If you didn’t know Piper, some of it could probably come across–at least initially–as unintentionally funny. But it is quite clear soon after that Piper was not cracking jokes but was being deadly serious about sin.

Greg Gilbert, calling it “one of the most bizarre things I’ve ever heard,” sees in this an “incredibly important and massively undervalued lesson”:

"Do you see, at root, what had happened at that conference? Over the course of a couple of days, those conferees had been trained to expect humor from the speakers and therefore to react to the speakers with laughter–all the way to the point that they were incapable of seeing that John Piper was being serious in his confession of sin to them. You can quibble with whether the first couple of Piper’s statements were (unintentionally, it seems) kind of funny. I happen to think they were. By the time he gets to about the 3-minute mark, though, there’s nothing funny left, and he’s moved into very serious stuff. Yet the atmosphere of humor and levity at that conference was so thick–the training so complete–that the people were incapable of seeing it. So they laughed at Piper’s confession of his sin.

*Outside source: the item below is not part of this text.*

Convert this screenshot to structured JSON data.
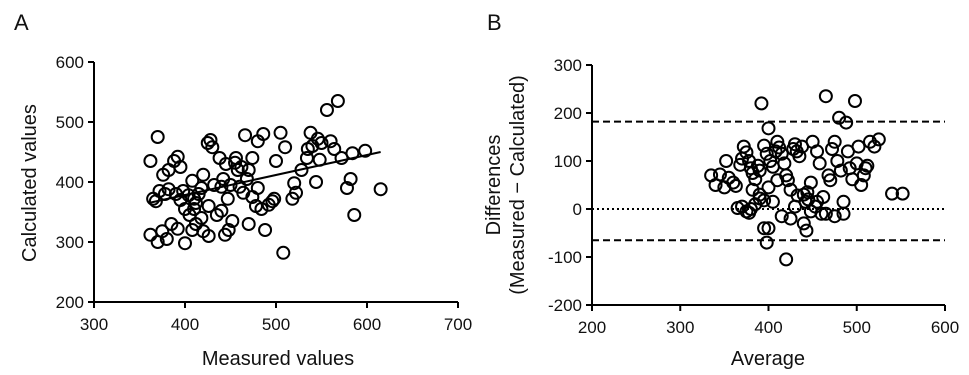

Apparently the conditioning of that audience to think everything is funny took no more than a couple of days.

How deep do you think that conditioning would be for a church who sat under a funny-man pastor every Sunday for fifteen years?"

Tuesday, October 6, 2009

When David Heard - 2 Samuel 18:33

The account of King David and his son Absalom is, to say the least, heartbreaking. Absalom was by most standards, a terrible son. He killed his brother Amnon, left the kingdom for three years, returned with a desire to dethrone his father, David, and then declared himself king in Hebron and began a civil war with his own father. Absalom succeeded and David was forced to run from Jerusalem while Absalom placed himself on the throne. Somehow, amidst all of this, David remained compassionate towards Absalom. He ordered his men not to harm him, but to deal gently with him if he was seen in battle. Shortly after, Absalom became trapped in a thicket and was killed by one of David's warriors, Joab. The following scripture relates how David handled the news of his son's death.
...And behold, the Cushite came, and the Cushite said, “Good news for my lord the king! For the Lord has delivered you this day from the hand of all who rose up against you.” The king said to the Cushite, “Is it well with the young man Absalom?” And the Cushite answered, “May the enemies of my lord the king and all who rise up against you for evil be like that young man.” And the king was deeply moved and went up to the chamber over the gate and wept. And as he went, he said, “O my son Absalom, my son, my son Absalom! Would I had died instead of you, O Absalom, my son, my son!
I can only imagine the pain and anguish that David must have experienced as he cried out over the death of his son, Absalom.

Last night I heard a choral piece by Eric Whitacre entitled, "When David Heard" that I believe displays the emotional response that David had to this news. It is 13 minutes long, but it is well worth your time. While listening, imagine that you are there with David. Listen as he goes from sadness to rage to peace. Close your eyes if you need to, and crank your speakers.